HOMOMORPHIC EXPANSIONS FOR KNOTTED TRIVALENT GRAPHS

It had been known since old times (works of Murakami-Ohtsuki, Cheptea-Le and the second author) that there exists a universal finite type invariant ("an expansion") Z(old) for knotted trivalent graphs (KTGs), and that it can be chosen to intertwine between some of the standard operations on KTGs and their chord-diagrammatic counterparts (so that relative to those operations, it is "homomorphic").

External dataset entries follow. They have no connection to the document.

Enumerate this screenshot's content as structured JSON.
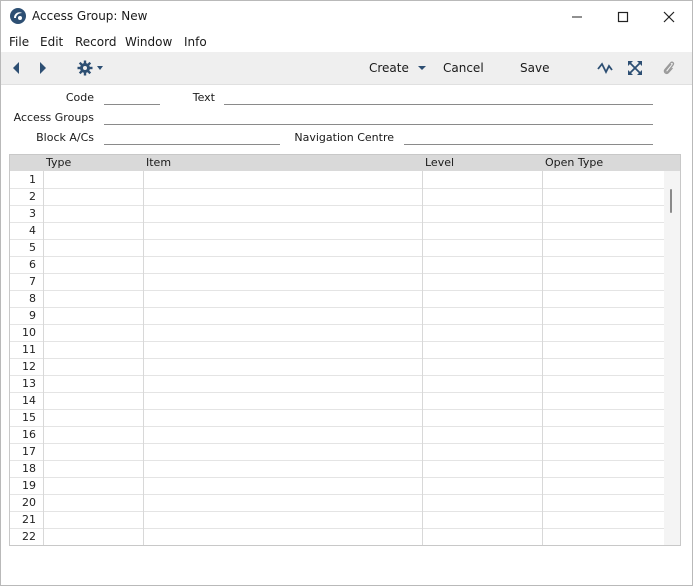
{
  "window": {
    "title": "Access Group: New"
  },
  "menubar": {
    "items": [
      "File",
      "Edit",
      "Record",
      "Window",
      "Info"
    ]
  },
  "toolbar": {
    "create_label": "Create",
    "cancel_label": "Cancel",
    "save_label": "Save"
  },
  "form": {
    "code_label": "Code",
    "code_value": "",
    "text_label": "Text",
    "text_value": "",
    "access_groups_label": "Access Groups",
    "access_groups_value": "",
    "block_acs_label": "Block A/Cs",
    "block_acs_value": "",
    "navigation_centre_label": "Navigation Centre",
    "navigation_centre_value": ""
  },
  "grid": {
    "columns": [
      "Type",
      "Item",
      "Level",
      "Open Type"
    ],
    "row_numbers": [
      "1",
      "2",
      "3",
      "4",
      "5",
      "6",
      "7",
      "8",
      "9",
      "10",
      "11",
      "12",
      "13",
      "14",
      "15",
      "16",
      "17",
      "18",
      "19",
      "20",
      "21",
      "22"
    ]
  }
}
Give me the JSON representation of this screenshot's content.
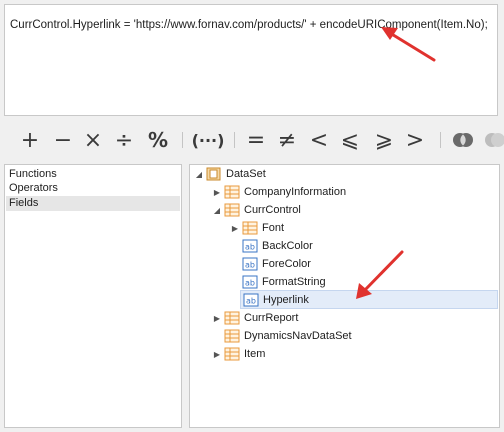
{
  "expression": {
    "text": "CurrControl.Hyperlink = 'https://www.fornav.com/products/' + encodeURIComponent(Item.No);"
  },
  "operators": {
    "plus": "+",
    "minus": "−",
    "multiply": "×",
    "divide": "÷",
    "percent": "%",
    "parens": "(···)",
    "equal": "=",
    "not_equal": "≠",
    "less": "<",
    "less_equal": "⩽",
    "greater_equal": "⩾",
    "greater": ">"
  },
  "categories": [
    "Functions",
    "Operators",
    "Fields"
  ],
  "selected_category": "Fields",
  "tree": {
    "root": "DataSet",
    "nodes": [
      {
        "label": "CompanyInformation",
        "icon": "table-icon",
        "expanded": false
      },
      {
        "label": "CurrControl",
        "icon": "table-icon",
        "expanded": true
      },
      {
        "label": "Font",
        "icon": "table-icon",
        "expanded": false
      },
      {
        "label": "BackColor",
        "icon": "field-icon"
      },
      {
        "label": "ForeColor",
        "icon": "field-icon"
      },
      {
        "label": "FormatString",
        "icon": "field-icon"
      },
      {
        "label": "Hyperlink",
        "icon": "field-icon",
        "selected": true
      },
      {
        "label": "CurrReport",
        "icon": "table-icon",
        "expanded": false
      },
      {
        "label": "DynamicsNavDataSet",
        "icon": "table-icon"
      },
      {
        "label": "Item",
        "icon": "table-icon",
        "expanded": false
      }
    ]
  },
  "colors": {
    "annotation_arrow": "#e0322e",
    "selection": "#e3ecf9",
    "table_icon": "#e89a3c",
    "field_icon": "#3a74c4"
  }
}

Yet perhaps the most important operation on KTGs is the "edge unzip" operation, and while the behavior of Z(old) under edge unzip is well understood, it is not plainly homomorphic as some "correction factors" appear. In this paper we present two equivalent ways of modifying Z(old) into a new expansion Z, defined on "dotted knotted trivalent graphs" (dKTGs), which is homomorphic with respect to a large set of operations. The first is to replace "edge unzips" by "tree connected sums", and the second involves somewhat restricting the circumstances under which edge unzips are allowed. As we shall explain, the newly defined class dKTG of KTGs retains all the good qualities that KTGs have - it remains firmly connected with the Drinfel'd theory of associators and it is sufficiently rich to serve as a foundation for an "algebraic knot theory". As a further application, we present a simple proof of the good behavior of the LMO invariant under the Kirby II (band-slide) move, first proven by Le, Murakami, Murakami and Ohtsuki.